Additionally, we have mitigated 19.5 million CO2e, which is 38.5% of our short-term target. As a part of our domestic actions, we are supporting the elaboration of local climate action programmes across 31 states with provision of tools and guides. So far, the Veracruz local programme is finished, Nuevo Leon is in the last stage and México City has independently developed its own programme.

The Ministry of Environmental and Natural Resources is also strengthening the forest ecosystem conservancy and its potential as carbon sinks. Since 2007, we have incorporated around 2.2 million of forest and rainforest hectares into the Payment for Environmental Services Programme.

During 2009, we exceeded our national target to increase the protected areas (PA) from three million hectares to 3.42 million. Actually, we have incorporated around 25,348,818 hectares of priority ecosystems, resulting in 13% of the Mexican territory under protection and 17.3% considered as wildlife management units.

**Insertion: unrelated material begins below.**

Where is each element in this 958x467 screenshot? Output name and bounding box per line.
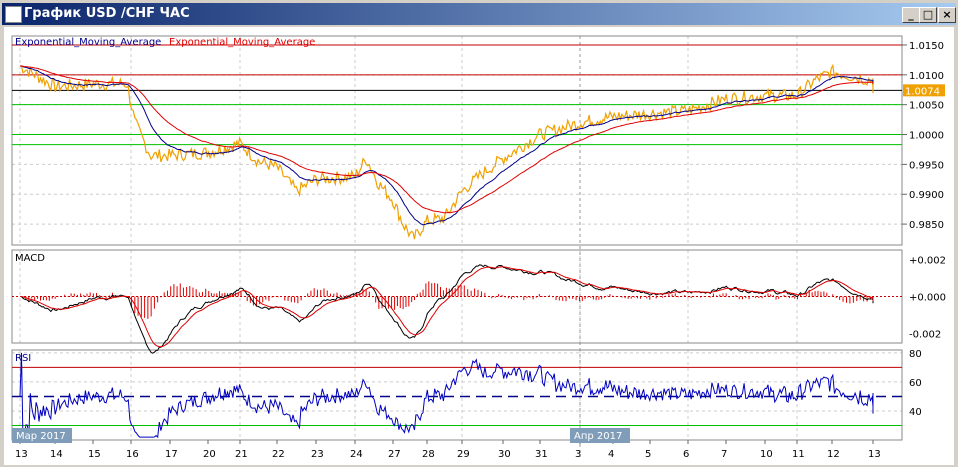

It is my privilege to highlight the commitment of this Ministry to collective action: we have developed a National Strategy for Social Participation and set up bodies for this purpose, establishing precedents in the public administration.

I would like to emphasise that all public education institutions have integrated environmental issues into their programmes. Around 15 million of students receive environmental education in their civic and ethics classes. Furthermore, we have signed important agreements with 107 higher-education institutions to include the environmental approach in their operations.

We are in a race between political tipping points and natural ones, but I am enthusiastic; I am certain that Parties will work to reduce to the minimum the gap between scientific evidence and political response. It is possible, but above all it is mandatory; we cannot forget that carbon cycles do not follow political cycles.